Reference the Skillset name in your Indexer configuration.
Review Microsoft’s documentation for additional skill types and guidance on integrating with Cognitive Services:
4 - Create the Index
Navigate to Indexes, and click Add index > Add index.
Define your index schema by specifying fields. We recommend starting with the following fields:
Field name | Type | Retrievable | Filterable Facetable | Searchable | Description |
---|---|---|---|---|---|
id 🔑 | String | Yes | No | No | Unique identifier for each document. |
content | String | Yes | No | Yes | The text extracted from file content. |
metadata_storage_name | String | Yes | No | Yes | Name of the file with its file type extension. |
metadata_storage_path | String | Yes | No | Yes | The complete path to the indexed file in URL format, beginning with your NDS endpoint. |
Additional fields can be added based on your indexing needs. Refer to the Azure documentation for additional details about content metadata properties. If you connect to your NDS endpoint using a tool like Azure Storage Explorer, you can view the metadata of a file to see the metadata presented by NDS that is available for indexing.
Click Create.
5 - Create the Indexer
Navigate to Indexers, and click Add indexer > Add indexer.
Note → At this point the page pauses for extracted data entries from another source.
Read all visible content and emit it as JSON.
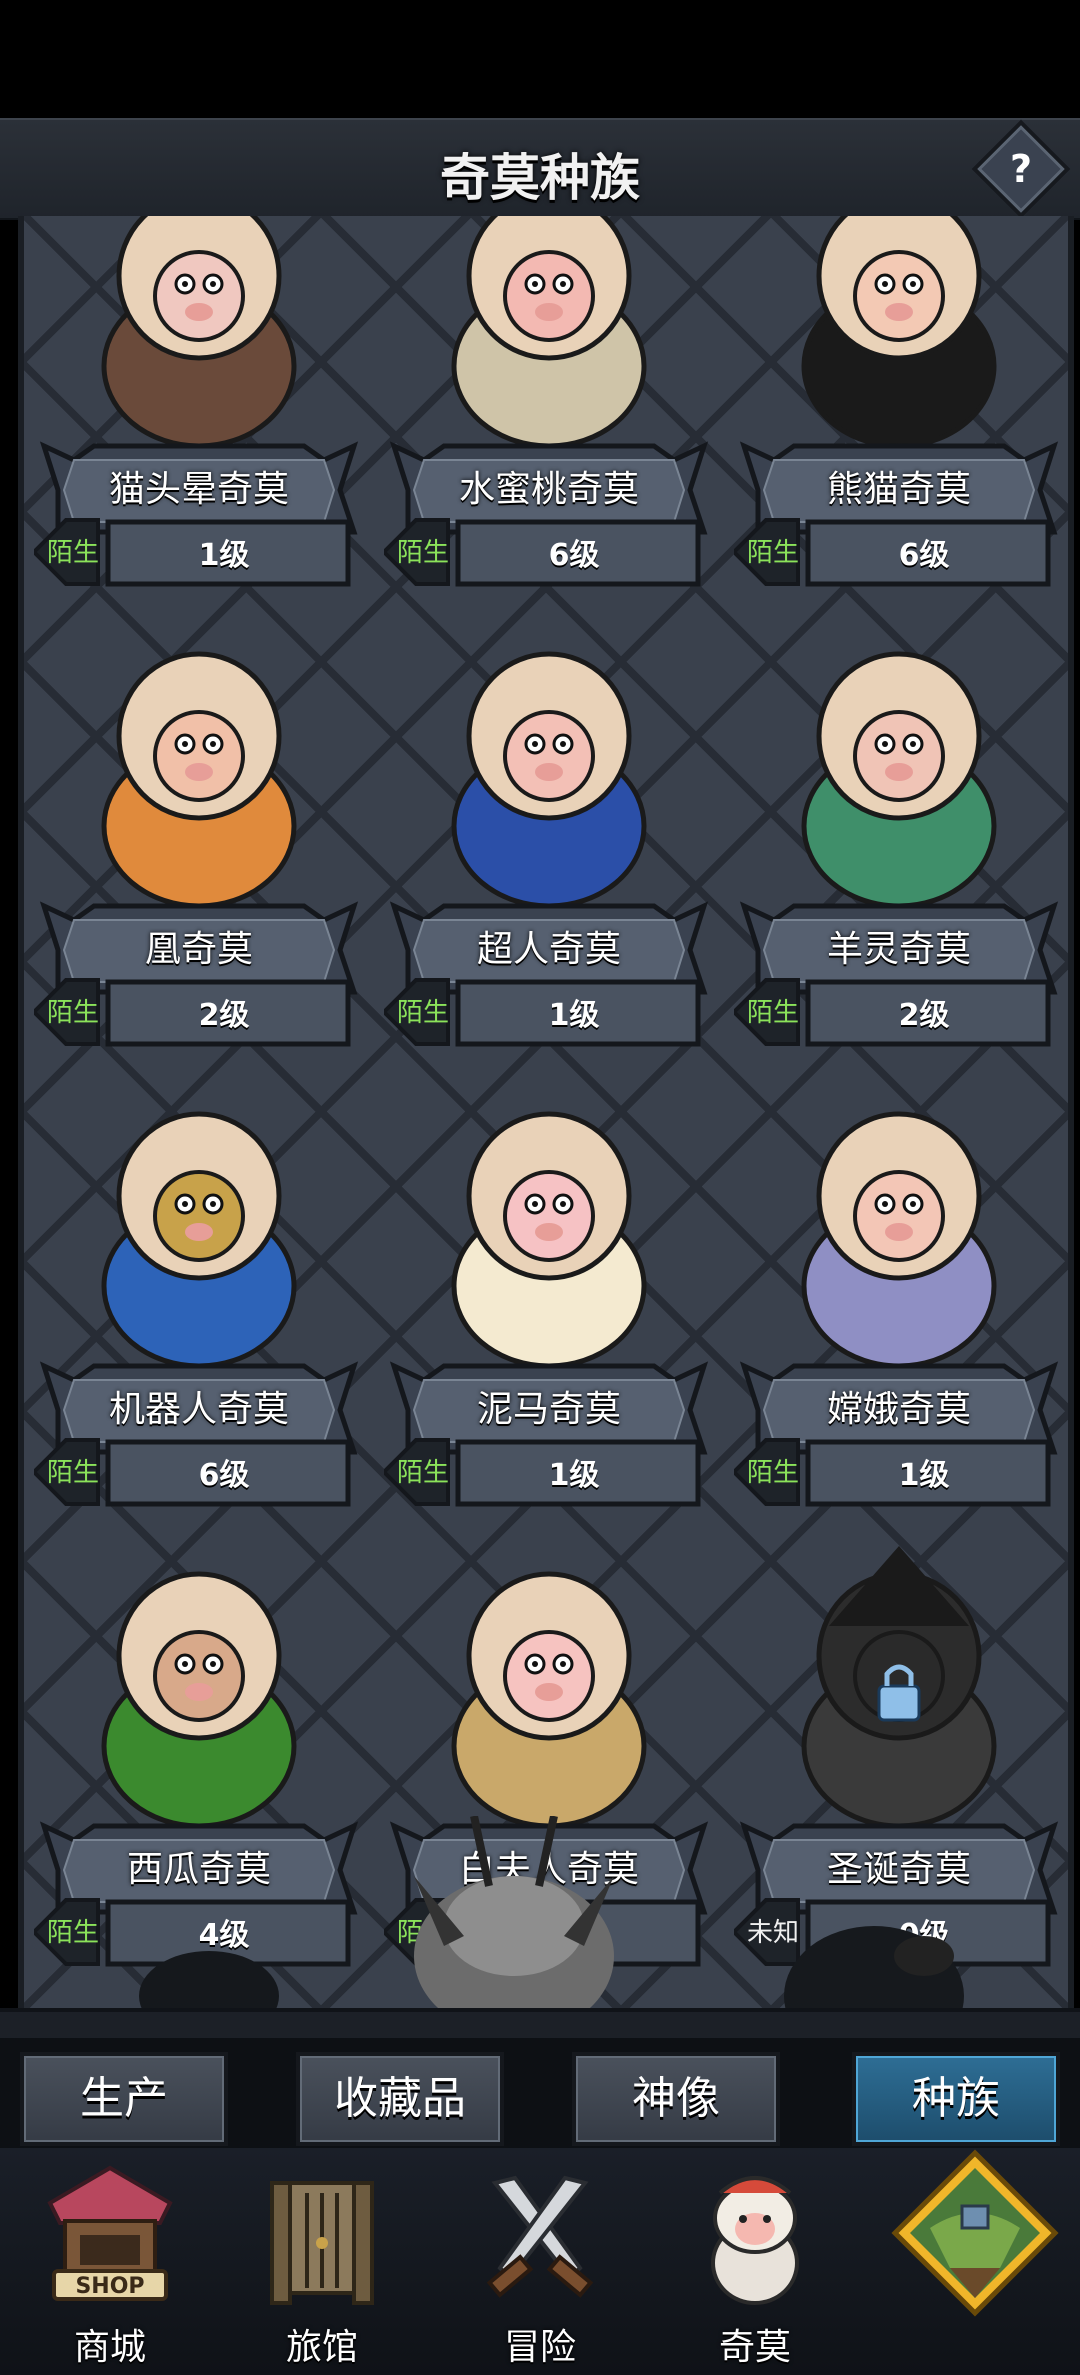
{
  "header": {
    "title": "奇莫种族",
    "help_label": "?"
  },
  "cards": [
    {
      "name": "猫头晕奇莫",
      "status": "陌生",
      "level": "1级",
      "art": "owl-kimo",
      "skin": "#f0c8c0",
      "accent": "#6a4a3a"
    },
    {
      "name": "水蜜桃奇莫",
      "status": "陌生",
      "level": "6级",
      "art": "peach-kimo",
      "skin": "#f3b9b2",
      "accent": "#cfc4a8"
    },
    {
      "name": "熊猫奇莫",
      "status": "陌生",
      "level": "6级",
      "art": "panda-kimo",
      "skin": "#f3c9b4",
      "accent": "#1a1a1a"
    },
    {
      "name": "凰奇莫",
      "status": "陌生",
      "level": "2级",
      "art": "phoenix-kimo",
      "skin": "#f1c0a8",
      "accent": "#e08a3c"
    },
    {
      "name": "超人奇莫",
      "status": "陌生",
      "level": "1级",
      "art": "captain-kimo",
      "skin": "#f3c0b6",
      "accent": "#2b4fa8"
    },
    {
      "name": "羊灵奇莫",
      "status": "陌生",
      "level": "2级",
      "art": "ram-skull-kimo",
      "skin": "#f0c4b6",
      "accent": "#3f8f6a"
    },
    {
      "name": "机器人奇莫",
      "status": "陌生",
      "level": "6级",
      "art": "robot-kimo",
      "skin": "#c8a24a",
      "accent": "#2d63b8"
    },
    {
      "name": "泥马奇莫",
      "status": "陌生",
      "level": "1级",
      "art": "alpaca-kimo",
      "skin": "#f6c2c4",
      "accent": "#f4ead0"
    },
    {
      "name": "嫦娥奇莫",
      "status": "陌生",
      "level": "1级",
      "art": "chang-e-kimo",
      "skin": "#f3c6b6",
      "accent": "#8f8fc4"
    },
    {
      "name": "西瓜奇莫",
      "status": "陌生",
      "level": "4级",
      "art": "watermelon-kimo",
      "skin": "#d8a98a",
      "accent": "#3b8a2e"
    },
    {
      "name": "白夫人奇莫",
      "status": "陌生",
      "level": "1级",
      "art": "lady-white-kimo",
      "skin": "#f6c3c0",
      "accent": "#c9a86a"
    },
    {
      "name": "圣诞奇莫",
      "status": "未知",
      "level": "0级",
      "art": "locked-christmas-kimo",
      "skin": "#2a2a2a",
      "accent": "#3a3a3a"
    }
  ],
  "tabs": [
    {
      "label": "生产"
    },
    {
      "label": "收藏品"
    },
    {
      "label": "神像"
    },
    {
      "label": "种族"
    }
  ],
  "nav": [
    {
      "label": "商城",
      "icon": "shop-icon",
      "sign": "SHOP"
    },
    {
      "label": "旅馆",
      "icon": "inn-gate-icon"
    },
    {
      "label": "冒险",
      "icon": "crossed-swords-icon"
    },
    {
      "label": "奇莫",
      "icon": "kimo-character-icon"
    },
    {
      "label": "",
      "icon": "floating-island-icon"
    }
  ]
}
Name the indexer, and select the Datasource and Index you previously created. Click Save.
The indexer automatically begins an initial run.
6 - Validate the Index
Allow the initial Indexer run to complete.
Navigate to Indexes and select your index. Search for a known phrase or file name to confirm documents were ingested successfully (for example, a phrase from a document that has been indexed).